Op 10 januari werd de socialistische leider Maduro beëdigd voor een tweede termijn. Een half jaar eerder werd hij herkozen, in verkiezingen die zo frauduleus waren dat een groot deel van de westerse wereld de uitslag niet erkent. De internationale gemeenschap legt het regime steeds meer sancties op, maar Maduro wil van geen wijken weten. De enige uitweg die de bevolking nog ziet is de grensovergang: drie miljoen Venezolanen zijn het land ontvlucht.

En toen was daar plotseling Juan Guaidó, de jonge politicus die op 5 januari tot Kamervoorzitter is benoemd. Op zichzelf geen noemenswaardige gebeurtenis, het Venezolaanse parlement is al jaren geleden monddood gemaakt door het regime. Maar na de beëdiging van Maduro sprak een vurige Guaidó het parlement toe: ‘De grondwet geeft mij het recht als president van de republiek op te treden en vrije verkiezingen uit te roepen’, zei hij.

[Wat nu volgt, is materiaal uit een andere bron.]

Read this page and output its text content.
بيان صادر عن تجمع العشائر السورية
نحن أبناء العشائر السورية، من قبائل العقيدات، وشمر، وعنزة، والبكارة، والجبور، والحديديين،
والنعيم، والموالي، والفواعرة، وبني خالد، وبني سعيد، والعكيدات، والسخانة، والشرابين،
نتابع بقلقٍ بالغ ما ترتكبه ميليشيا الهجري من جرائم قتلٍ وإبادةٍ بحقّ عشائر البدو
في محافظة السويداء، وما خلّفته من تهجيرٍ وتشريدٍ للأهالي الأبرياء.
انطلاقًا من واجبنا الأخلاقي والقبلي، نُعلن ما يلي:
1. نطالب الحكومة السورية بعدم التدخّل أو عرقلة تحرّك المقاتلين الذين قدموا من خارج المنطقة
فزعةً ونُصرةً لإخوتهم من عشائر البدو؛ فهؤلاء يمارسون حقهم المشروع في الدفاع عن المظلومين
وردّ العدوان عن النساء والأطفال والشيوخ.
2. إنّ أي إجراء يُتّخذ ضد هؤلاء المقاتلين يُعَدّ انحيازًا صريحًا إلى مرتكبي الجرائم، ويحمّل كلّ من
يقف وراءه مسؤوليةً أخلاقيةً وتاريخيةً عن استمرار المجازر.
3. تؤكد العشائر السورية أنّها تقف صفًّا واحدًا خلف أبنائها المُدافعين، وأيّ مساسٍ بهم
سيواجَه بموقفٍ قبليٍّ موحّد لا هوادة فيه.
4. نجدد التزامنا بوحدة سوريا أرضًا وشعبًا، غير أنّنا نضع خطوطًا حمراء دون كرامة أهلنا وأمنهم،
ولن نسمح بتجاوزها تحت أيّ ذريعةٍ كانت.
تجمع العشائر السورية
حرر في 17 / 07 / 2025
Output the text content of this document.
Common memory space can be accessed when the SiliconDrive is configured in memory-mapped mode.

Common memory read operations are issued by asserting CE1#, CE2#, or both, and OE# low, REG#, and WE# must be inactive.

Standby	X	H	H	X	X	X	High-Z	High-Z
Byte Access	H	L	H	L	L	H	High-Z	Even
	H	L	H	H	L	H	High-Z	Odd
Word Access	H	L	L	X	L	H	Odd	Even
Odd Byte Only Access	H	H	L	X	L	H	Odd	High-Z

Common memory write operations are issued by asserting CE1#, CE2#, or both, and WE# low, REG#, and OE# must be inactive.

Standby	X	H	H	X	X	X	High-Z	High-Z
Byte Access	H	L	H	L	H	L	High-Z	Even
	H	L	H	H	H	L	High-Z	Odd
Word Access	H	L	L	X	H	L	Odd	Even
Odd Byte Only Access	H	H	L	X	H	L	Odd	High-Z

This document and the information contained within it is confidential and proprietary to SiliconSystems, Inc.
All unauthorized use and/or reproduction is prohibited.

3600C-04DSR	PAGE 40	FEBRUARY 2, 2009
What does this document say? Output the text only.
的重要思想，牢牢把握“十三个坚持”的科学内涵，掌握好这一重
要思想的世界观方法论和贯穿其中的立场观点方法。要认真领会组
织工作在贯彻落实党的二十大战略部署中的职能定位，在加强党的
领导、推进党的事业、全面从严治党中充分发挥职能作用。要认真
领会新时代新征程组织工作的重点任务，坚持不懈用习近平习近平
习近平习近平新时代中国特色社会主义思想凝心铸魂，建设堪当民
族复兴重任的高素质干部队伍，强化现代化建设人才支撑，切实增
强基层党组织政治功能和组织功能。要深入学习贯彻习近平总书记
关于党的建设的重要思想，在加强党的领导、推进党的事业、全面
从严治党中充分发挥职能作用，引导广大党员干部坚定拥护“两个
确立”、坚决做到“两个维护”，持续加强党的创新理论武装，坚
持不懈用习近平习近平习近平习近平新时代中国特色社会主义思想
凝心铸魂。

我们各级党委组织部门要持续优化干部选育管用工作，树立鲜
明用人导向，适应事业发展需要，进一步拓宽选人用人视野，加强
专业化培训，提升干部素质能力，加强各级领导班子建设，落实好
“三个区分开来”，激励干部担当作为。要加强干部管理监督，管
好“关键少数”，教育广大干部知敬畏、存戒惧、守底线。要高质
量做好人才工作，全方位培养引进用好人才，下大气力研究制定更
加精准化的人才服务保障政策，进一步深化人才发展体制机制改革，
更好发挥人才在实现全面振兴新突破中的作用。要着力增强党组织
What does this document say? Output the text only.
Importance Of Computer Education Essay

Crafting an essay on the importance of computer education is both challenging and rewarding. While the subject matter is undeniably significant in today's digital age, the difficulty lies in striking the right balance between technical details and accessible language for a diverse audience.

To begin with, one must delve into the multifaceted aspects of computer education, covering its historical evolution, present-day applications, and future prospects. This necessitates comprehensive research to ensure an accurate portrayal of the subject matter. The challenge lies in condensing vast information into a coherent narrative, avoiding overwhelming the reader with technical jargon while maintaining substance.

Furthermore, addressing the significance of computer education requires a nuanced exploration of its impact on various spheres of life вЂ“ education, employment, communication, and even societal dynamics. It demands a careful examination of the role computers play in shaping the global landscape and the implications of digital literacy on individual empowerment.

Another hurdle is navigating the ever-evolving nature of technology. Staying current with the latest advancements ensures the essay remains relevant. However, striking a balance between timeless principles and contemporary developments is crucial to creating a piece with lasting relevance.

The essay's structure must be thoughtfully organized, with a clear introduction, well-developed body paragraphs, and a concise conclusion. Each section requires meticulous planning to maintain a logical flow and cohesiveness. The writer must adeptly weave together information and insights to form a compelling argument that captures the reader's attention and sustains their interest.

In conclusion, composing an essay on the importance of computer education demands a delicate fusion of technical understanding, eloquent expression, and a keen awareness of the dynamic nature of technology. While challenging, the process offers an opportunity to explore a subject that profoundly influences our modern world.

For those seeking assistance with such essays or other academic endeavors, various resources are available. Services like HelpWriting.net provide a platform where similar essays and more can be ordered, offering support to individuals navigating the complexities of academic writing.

Juan Guaidó, de jonge politicus die op 5 januari tot Kamervoorzitter is benoemd, sprak na de beëdiging van Maduro vurig het parlement toe: ‘De grondwet geeft mij het recht als president van de republiek op te treden en vrije verkiezingen uit te roepen’, zei hij.Beeld AFP

Ontluikende hoop

Andere oppositieleden bombardeerden Guaidó prompt tot interim-president, Guaidó zelf houdt een slag om de arm: ‘Ik vraag het Venezolaanse volk en de strijdkrachten om hulp bij het bereiden van de weg naar dit grondwettelijke mandaat.’ Zijn woorden bliezen hoop in de smeulende resten, maar deden nog geen vuur ontbranden.

Die vlammen kwamen twee dagen later alsnog, toen Guaidó werd opgepakt door de geheime dienst. Hij werd klem gereden op de snelweg en uit zijn auto gesleurd. Nog geen uur later werd hij alweer vrijgelaten, maar de geest was uit de fles. Diezelfde avond werd Guaidó onthaald door een enorme menigte: ‘Presidente’, scandeerden ze.

Sindsdien reist Guaidó in koortsachtig tempo het land door om de ontluikende hoop te voeden. In zijn kielzog ontstaan andere spontane bijeenkomsten waarbij aanwezigen elkaar moed en hoop inspreken. Guaidó vraagt de Venezolanen om woensdag 23 januari massaal de straat op te gaan om het aftreden van Maduro te eisen.

De afgelopen jaren waren vaker grootschalige anti-regeringsdemonstraties in Venezuela, die hebben nooit iets opgeleverd. Maar er is nu een essentieel verschil: ook in de sloppenwijken die als regeringsbolwerken gelden klinkt de roep om Maduro’s vertrek. Ook de armen zijn helemaal klaar met de revolutie en dat is een nieuw, en groot, probleem voor Maduro.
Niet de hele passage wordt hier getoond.